Although the number of people developing general purpose models that exceed the threshold of 10^25 FLOPs is small, the number of current data scientists and statisticians developing AI systems is growing. The consequences for companies breaking the law could be dire; severe offences can bring fines of up to €35 million or 7% of a company’s global annual turnover, whichever is higher. Community-driven frameworks allow practitioners to define expected practice, such as the broad ISO42001 standard for AI models, or in specific domains, such as ‘FUTURE-AI’ (maintaining fairness, universality, traceability, usability, robustness and explainability) in medicine.

The future

The mass enthusiasm for AI systems has turbo-charged the development and application of the technology.

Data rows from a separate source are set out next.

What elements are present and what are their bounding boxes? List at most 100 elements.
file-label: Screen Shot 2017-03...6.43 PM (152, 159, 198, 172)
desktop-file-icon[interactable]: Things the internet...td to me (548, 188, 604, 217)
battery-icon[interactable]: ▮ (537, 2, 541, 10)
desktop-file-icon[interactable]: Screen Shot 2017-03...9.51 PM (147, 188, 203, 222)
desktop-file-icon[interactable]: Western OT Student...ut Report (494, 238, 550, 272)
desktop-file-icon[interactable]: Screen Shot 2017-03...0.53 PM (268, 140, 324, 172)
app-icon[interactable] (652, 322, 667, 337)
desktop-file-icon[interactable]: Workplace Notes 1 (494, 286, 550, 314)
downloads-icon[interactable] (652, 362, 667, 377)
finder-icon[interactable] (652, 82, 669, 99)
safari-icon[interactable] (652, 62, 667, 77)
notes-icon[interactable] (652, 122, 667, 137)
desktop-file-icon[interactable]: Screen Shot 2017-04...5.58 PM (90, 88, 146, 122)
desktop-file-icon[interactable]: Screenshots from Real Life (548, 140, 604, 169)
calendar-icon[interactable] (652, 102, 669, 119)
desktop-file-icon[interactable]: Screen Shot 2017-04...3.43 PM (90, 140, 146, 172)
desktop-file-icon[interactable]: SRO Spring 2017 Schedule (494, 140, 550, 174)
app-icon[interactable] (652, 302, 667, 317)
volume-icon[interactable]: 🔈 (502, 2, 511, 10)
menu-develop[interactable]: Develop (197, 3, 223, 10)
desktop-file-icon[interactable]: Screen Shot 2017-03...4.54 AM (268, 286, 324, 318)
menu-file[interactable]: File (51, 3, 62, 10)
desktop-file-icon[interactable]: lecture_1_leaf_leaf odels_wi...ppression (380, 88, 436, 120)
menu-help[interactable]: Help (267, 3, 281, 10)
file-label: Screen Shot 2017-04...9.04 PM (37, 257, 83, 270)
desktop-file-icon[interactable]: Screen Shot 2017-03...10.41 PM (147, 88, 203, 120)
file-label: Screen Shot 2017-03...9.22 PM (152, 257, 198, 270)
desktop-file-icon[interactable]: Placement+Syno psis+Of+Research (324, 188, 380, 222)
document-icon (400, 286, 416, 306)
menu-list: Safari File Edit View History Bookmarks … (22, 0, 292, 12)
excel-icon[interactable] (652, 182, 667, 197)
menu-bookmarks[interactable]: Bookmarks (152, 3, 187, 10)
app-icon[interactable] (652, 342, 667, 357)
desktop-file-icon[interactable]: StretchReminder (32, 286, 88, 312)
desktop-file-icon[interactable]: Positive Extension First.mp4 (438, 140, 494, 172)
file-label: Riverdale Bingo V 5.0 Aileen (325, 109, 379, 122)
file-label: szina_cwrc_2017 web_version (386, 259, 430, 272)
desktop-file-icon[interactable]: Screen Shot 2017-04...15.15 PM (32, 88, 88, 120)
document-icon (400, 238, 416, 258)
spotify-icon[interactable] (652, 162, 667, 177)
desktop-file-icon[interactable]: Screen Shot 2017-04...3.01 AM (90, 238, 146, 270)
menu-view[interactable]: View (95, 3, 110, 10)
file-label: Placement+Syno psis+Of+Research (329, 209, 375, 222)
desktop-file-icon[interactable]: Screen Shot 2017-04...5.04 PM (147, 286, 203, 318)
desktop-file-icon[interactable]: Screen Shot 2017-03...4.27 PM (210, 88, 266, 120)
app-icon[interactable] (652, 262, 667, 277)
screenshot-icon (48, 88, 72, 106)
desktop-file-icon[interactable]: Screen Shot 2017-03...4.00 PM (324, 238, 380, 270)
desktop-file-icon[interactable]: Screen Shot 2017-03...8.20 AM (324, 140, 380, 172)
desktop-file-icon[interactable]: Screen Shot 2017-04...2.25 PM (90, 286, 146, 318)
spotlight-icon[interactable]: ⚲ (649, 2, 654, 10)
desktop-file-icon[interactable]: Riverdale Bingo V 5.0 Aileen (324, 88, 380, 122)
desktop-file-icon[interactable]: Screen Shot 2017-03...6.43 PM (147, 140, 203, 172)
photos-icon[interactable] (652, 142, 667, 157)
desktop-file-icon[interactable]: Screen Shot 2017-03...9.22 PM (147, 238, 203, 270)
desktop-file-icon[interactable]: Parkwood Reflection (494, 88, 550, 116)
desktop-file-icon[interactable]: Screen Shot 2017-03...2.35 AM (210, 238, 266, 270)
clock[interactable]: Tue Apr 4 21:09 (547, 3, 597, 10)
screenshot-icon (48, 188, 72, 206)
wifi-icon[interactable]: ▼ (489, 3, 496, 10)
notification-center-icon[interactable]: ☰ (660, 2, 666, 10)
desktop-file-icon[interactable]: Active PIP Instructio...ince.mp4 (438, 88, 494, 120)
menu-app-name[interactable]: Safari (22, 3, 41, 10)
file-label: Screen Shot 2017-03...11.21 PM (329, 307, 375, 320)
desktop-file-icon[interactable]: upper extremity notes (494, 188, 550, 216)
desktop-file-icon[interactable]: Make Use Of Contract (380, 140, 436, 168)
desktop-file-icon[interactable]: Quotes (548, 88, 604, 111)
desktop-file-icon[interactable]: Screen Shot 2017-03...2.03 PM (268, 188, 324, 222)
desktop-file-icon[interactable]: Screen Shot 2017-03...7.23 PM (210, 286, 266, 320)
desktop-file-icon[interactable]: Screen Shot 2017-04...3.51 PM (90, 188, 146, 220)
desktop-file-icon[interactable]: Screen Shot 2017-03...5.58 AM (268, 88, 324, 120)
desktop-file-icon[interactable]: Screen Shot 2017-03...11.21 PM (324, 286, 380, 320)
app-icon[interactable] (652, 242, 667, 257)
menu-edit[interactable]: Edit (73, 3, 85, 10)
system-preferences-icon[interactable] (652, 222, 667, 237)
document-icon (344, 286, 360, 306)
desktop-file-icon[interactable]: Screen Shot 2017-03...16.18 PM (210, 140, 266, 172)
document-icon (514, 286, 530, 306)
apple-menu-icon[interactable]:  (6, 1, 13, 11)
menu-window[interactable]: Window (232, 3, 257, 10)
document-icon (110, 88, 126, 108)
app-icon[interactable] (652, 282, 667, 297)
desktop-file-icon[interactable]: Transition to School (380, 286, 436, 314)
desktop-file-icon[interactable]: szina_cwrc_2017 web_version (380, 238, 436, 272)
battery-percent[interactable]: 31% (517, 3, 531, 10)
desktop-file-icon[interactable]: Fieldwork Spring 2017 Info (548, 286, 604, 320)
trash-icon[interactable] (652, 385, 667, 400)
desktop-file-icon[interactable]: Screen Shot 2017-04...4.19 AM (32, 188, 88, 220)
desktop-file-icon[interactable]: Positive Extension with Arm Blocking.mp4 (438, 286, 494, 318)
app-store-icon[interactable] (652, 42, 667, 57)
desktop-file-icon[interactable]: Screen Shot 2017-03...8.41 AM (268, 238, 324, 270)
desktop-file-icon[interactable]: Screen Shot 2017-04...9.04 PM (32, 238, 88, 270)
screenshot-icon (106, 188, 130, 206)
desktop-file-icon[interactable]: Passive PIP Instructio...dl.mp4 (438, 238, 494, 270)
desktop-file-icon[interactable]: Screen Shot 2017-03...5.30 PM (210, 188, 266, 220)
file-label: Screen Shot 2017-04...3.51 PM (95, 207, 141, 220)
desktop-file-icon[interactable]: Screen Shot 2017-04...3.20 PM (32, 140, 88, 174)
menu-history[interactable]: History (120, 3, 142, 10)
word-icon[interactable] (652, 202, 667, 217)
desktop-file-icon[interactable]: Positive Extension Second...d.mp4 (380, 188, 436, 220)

Models are a daily companion for millions of people, and the potential to use the tools inappropriately is growing. Deciding whether to trust new models, and within which regimes, requires a new skillset.

The AI phronestician will be responsible for ensuring AI models are held to account and that they meet the standards we expect – it will be a significant role. This requires a diligent, forensic approach, not to mention the new skills that come with new models. We’re calling on data scientists to take some key actions today that will help us embrace this future, and not stand by while AI happens around us. You may already be doing many of these, but we want readers to feel emboldened when surrounded by so much hype rushing them along the path to deployment. These steps are:

  1. Challenge AI models used in your day-to-day jobs by pushing for thorough evaluation throughout their deployment. This can mean being a cautious voice, and data professionals need to know there is a community facing similar challenges.
  2. Strive for best practice, such as with ISO standards or for professional data science accreditation, and encourage feedback to improve.
  3. Accept that responsibility doesn’t stop once final model weights are calculated. Build long-term, well-understood, reliable systems with comprehensive risk evaluations.
  4. Use your practical experience to help guide the field – where are the cracks that can let harmful algorithms through?

Crucially, use all of this experience to help us in the statistical community to work together to influence the evolution of AI. Engage with your national statistical society’s AI specialists (such as the RSS AI Task Force, where we advocate at governmental and regulatory level). What skills are you lacking? What case needs to be made more loudly? By doing so, data scientists can advocate at the local level and help mould the profession, taking us towards a better, more robust future with AI.

 

The authors are members of the Royal Statistical Society AI Task Force.